The difference between comedy and tragedy is that when someone else slips on a banana it is comedy but when you do it yourself, it is a tragedy.Today the farce that was the Eurozone countries turned into a tragedy….
The European Banking Authority announced that it is proposing that eurozone banks should hold capital equivalent to between 9% and 10% of their risk-weighted assets, on a Basel 2.5 basis, with sovereign debt in trading books and banking books marked down to market prices. eurozone banks, as a group, will probably be forced to raise around 200bn euros of additional capital, if European Union governments accept the EBA’s recommendations. Morgan Stanley estimates that if banks are given time and discretion about how they can meet the new capital requirements, their balance sheets could shrink by 2 trillion euros.
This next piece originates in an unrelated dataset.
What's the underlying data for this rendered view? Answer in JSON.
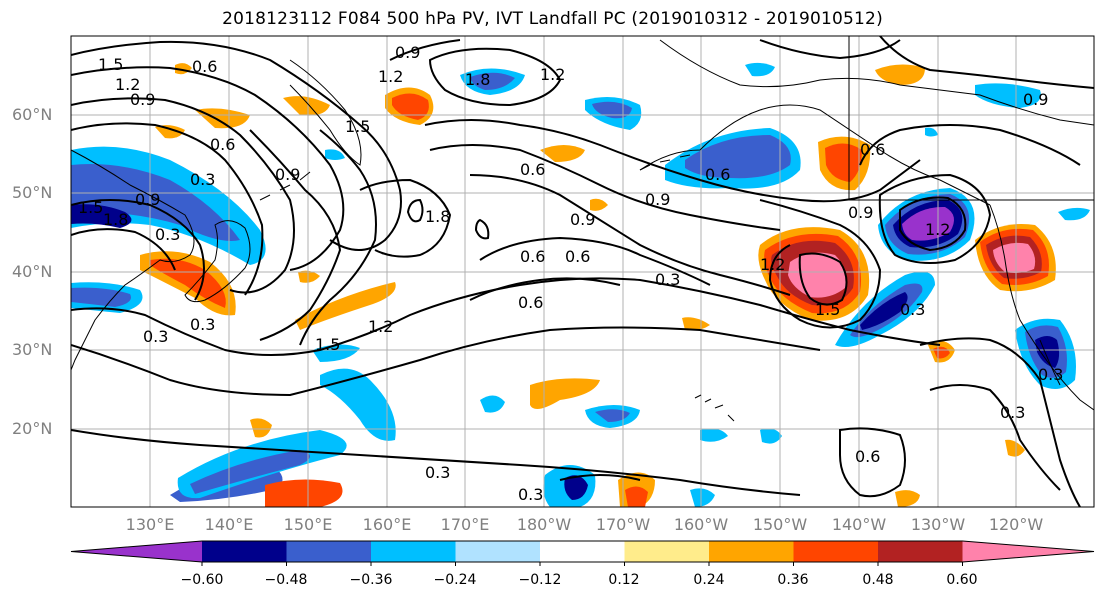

Whichever way the requirement is met (by growing capital or shrinking assets) this is likely to throw the German and French economies into deep recession.
The tragedy of Europe is that at a strategic level it opted for monetary union without political union so in the end when the crunch came it could not make decisions fast enough. It need not have been a disaster if 12 months ago Angela Merkel’s government had chosen to avoid the temptation of stereotyping the Greeks as lazy, tax avoiding, good for nothings. The sterotype may or may not be true, but by painting that picture the German government made it impossible to politically sell the rescue of the Greek economy to the German tax payer in timely manner.
The truth is that outside of the PIIG countries the banks most exposed to PIIGS government and bank debt are German and French. The bailouts were to stop recession in Germany and France, not Greece and Portugal who were being put through the mill by the terms of the bailout.
The reduction in credit to the German and French economy looks very likely to pull the wider European economy back into recession. It is likely that Europe will not pull out of recession until the power house of Germany has recovered.
Of course the farce will continue for a little while longer… but mark my words, the moment for avoiding recession has passed. Europe’s leaders have been dining in the last chance saloon for too long. All that remains are a few more bitter words about the size of the bill and an argument about how much each will pay… but pay they must.